How does the Ninja Woodfire Outdoor Grill compare to similar models and its predecessors?

Ninja offers two versions of the Woodfire Outdoor Grill. The Ninja Woodfire Pro Outdoor Grill is the more premium version. It’s different from the one I tested in that it has a built-in thermometer and includes a grill cover, roasting lifters, and a veggie tray. Ninja prices the Woodfire Pro Outdoor Grill at about a $100 more than the Woodfire Outdoor Grill. For all intents and purposes, they both work in the same way so if you need to save some money, go the cheaper route and buy the Woodfire Outdoor Grill. Otherwise, the additional accessories and built-in thermometer are well worth the price of the Woodfire Pro Outdoor Grill. Recently, I tested the Ninja® Foodi® Smart XL 6-in-1 Indoor Grill & Air Fryer with Built in Thermometer, 2nd Generation. It’s similar to the Ninja Woodfire Outdoor Grill in that it can grill, bake, roast, air fry, dehydrate, and broil, however, because it is designed for indoor cooking, it does not have the smoking cook function. If I were going to invest in one or the other, I’d invest in the Ninja Woodfire Outdoor Grill for the smoking feature alone. Even if you live in an apartment, you could absolutely use the Ninja Woodfire Outdoor Grill on a small patio or even outside the entrance of your apartment. Beyond the Ninja brand, there are some countertop smokers on the market. Traeger has their Ranger Pellet Grill and Smoker and Halo sells the Prime300 Countertop Pellet Grill. Unfortunately, they’re only designed for smoking and grilling and don’t provide the same diversity of cooking options as the grill I tested. In my search online, I could not find anything that comes close to the Ninja Woodfire Outdoor Grill.

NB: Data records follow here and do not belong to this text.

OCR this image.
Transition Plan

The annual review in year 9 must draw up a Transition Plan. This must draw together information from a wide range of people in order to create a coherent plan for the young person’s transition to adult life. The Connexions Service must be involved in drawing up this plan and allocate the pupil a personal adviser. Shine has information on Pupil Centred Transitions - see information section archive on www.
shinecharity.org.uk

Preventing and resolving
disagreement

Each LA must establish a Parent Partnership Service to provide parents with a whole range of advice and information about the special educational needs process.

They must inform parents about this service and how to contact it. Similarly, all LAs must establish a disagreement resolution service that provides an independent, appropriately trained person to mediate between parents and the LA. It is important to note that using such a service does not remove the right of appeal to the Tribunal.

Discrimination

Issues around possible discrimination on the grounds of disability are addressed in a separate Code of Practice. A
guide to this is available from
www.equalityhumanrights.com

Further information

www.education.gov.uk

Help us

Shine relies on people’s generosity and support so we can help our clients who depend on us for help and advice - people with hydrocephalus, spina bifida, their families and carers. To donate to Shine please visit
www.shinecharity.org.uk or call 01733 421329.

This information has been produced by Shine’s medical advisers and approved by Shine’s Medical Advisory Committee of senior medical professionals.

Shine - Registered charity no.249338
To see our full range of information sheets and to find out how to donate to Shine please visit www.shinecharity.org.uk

Should you buy the Ninja Woodfire Outdoor Grill?:

I didn’t think that I would fall in love with the Ninja Woodfire Outdoor Grill the way I did, but the smoking feature stole my heart. With a small cup of wood pellets, the Ninja Woodfire Outdoor Grill infuses smoke into meats and vegetables as you grill, roast, or dehydrate meats and veggies. And it doesn’t take hours of prep, cooking, or clean up time to do so. Add in the benefits of being able to air fry, bake, and broil on this grill and it’s a win in my book. Yes, I wish the grill came with a stand and a built-in thermometer, but they can always be bought as additional accessories. Plus, it’s easy to take this grill on the road whether that be a tailgate, camping trip, or a friend’s house. Trust me when I say that everyone will be impressed by this grill’s cooking capabilities. The price is incredibly affordable too, considering how many things this grill can do. Go ahead and clean out your garage or kitchen of the numerous appliances because the Ninja Woodfire Outdoor Grill can do it all.